Bonus-malus, des chiffres en trompe l’œil

Par Denis Delbecq • 27 décembre 2010 à 11:59 • Categorie: A la Une

Ah, ça bosse dans les ministères pendant la trève des confiseurs. Enfin les logiciels d’emailing puisqu’hier un communiqué de presse a été adressé aux journalistes par un quarteron de ministres, pour expliquer le cru 2011 du bonus malus automobile. Et si NKM, la ministre de l’écologie figure en bonne place, c’est bien le service de presse du ministère des finances qui a adressé le message. Tout un symbole.

A lire la prose ministérielle, le bonus automobile serait une grande réussite. En deux ans, la moyenne kilométrique du CO2 émis par les voitures a baissé de 149 grammes à 131 grammes, «soit une réduction de 12% de rejet de CO2». Une baisse non négligeable mais annoncée d’une manière qui triche furieusement avec la réalité. D’abord parce qu’il s’agit des émissions théoriques des seules voitures vendues en 2009 et 2010, et non de l’ensemble du parc automobile français. Ensuite, parce que tout cela ne tient évidemment pas compte des émissions de CO2 provoquées par la fabrication de ces voitures… qu’il faudra des années pour «récupérer» à raison de 18 grammes évités au kilomètres. Enfin, et c’est là le plus surprenant de la part de ministères aussi qualifiés pour la calculette que le ministère des Finances ou du budget, le communiqué annonce qu’il y a eu «une baisse significative de la consommation de carburant»… alors que c’est l’inverse.

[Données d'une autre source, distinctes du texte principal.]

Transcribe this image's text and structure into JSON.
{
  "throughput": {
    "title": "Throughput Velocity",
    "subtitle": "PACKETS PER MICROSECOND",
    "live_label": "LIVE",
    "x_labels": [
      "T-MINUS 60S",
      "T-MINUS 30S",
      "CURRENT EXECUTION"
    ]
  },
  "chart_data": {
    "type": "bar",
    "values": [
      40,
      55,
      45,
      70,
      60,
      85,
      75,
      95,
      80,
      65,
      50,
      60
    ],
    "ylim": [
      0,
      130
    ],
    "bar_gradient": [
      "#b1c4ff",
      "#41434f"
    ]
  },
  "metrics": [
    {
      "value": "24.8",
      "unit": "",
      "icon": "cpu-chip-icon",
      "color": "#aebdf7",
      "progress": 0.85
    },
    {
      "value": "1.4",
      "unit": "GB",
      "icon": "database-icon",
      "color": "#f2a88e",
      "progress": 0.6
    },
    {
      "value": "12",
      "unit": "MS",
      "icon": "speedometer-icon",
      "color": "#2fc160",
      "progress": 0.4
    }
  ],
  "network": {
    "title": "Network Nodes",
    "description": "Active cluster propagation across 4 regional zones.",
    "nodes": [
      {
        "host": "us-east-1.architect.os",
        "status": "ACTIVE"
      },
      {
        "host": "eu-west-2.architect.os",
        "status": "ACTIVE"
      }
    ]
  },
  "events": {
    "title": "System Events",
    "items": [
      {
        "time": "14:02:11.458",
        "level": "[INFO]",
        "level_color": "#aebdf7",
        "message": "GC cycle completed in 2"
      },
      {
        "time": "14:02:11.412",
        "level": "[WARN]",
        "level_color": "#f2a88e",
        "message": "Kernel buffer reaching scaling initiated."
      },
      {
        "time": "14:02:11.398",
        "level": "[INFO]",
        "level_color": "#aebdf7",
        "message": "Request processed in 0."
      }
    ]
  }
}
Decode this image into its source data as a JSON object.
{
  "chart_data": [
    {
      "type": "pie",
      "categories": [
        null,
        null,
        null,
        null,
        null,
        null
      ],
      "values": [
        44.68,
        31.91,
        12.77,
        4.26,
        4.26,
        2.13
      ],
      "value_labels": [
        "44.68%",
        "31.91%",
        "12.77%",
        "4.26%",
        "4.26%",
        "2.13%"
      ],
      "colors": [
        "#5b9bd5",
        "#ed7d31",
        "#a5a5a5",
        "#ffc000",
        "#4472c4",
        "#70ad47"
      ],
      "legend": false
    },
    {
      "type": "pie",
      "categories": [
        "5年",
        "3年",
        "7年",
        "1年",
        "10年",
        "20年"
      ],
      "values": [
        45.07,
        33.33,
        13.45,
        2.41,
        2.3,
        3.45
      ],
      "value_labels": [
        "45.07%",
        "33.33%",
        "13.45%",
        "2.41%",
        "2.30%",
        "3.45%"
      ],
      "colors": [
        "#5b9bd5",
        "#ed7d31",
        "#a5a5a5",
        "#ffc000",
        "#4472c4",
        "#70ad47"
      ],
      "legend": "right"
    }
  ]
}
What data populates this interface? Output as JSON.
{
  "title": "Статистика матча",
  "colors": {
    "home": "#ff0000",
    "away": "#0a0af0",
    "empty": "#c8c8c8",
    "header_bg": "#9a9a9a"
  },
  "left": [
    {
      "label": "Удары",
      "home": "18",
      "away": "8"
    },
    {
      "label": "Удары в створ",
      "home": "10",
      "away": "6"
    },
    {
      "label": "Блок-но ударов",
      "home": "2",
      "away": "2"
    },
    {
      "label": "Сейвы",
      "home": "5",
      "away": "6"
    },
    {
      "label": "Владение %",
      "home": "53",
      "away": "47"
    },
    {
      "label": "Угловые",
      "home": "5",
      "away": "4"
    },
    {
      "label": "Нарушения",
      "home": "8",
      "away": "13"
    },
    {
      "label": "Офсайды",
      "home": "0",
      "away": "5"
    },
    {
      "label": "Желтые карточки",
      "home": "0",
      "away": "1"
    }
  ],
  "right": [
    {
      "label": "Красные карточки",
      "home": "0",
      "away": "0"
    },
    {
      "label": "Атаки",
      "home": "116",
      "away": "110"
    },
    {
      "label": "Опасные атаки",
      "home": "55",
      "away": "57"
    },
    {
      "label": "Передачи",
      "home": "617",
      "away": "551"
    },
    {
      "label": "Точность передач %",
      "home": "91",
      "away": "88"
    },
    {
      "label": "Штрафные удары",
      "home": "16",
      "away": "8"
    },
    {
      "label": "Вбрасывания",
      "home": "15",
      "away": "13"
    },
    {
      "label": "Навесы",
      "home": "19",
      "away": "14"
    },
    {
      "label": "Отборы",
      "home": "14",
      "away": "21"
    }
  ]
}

Ce qui m’a mis la puce à l’oreille, c’est que cette «baisse significative» n’était pas chiffré. J’ai donc filé sur le site de l’UFIP pour avoir quelques données corroborant l’optimisme ministériel. Et là, surprise, si la consommation de carburant a effectivement chuté en 2008 —rappelez vous, le baril avait grimpé à 138 dollars cette année-là—les livraisons de carburant sont reparties à la hausse en 2009 et 2010 (1), comme le montre ce petit graphique tracé à partir des données de l’UFIP.

Et oui, mesdames messieurs les ministres. Ce n’est pas parce que les voitures neuves consomment un peu moins que la quantité d’essence brûlée diminue. Car entre les deux, il y a le nombre de kilomètres parcourus, l’impact du prix de l’essence, l’optimisme des français et le niveau d’activité économique…

(1) A moins que les français se soient mis tout à coup à stocker l’essence, les livraisons correspondent à peu de choses près à la consommation.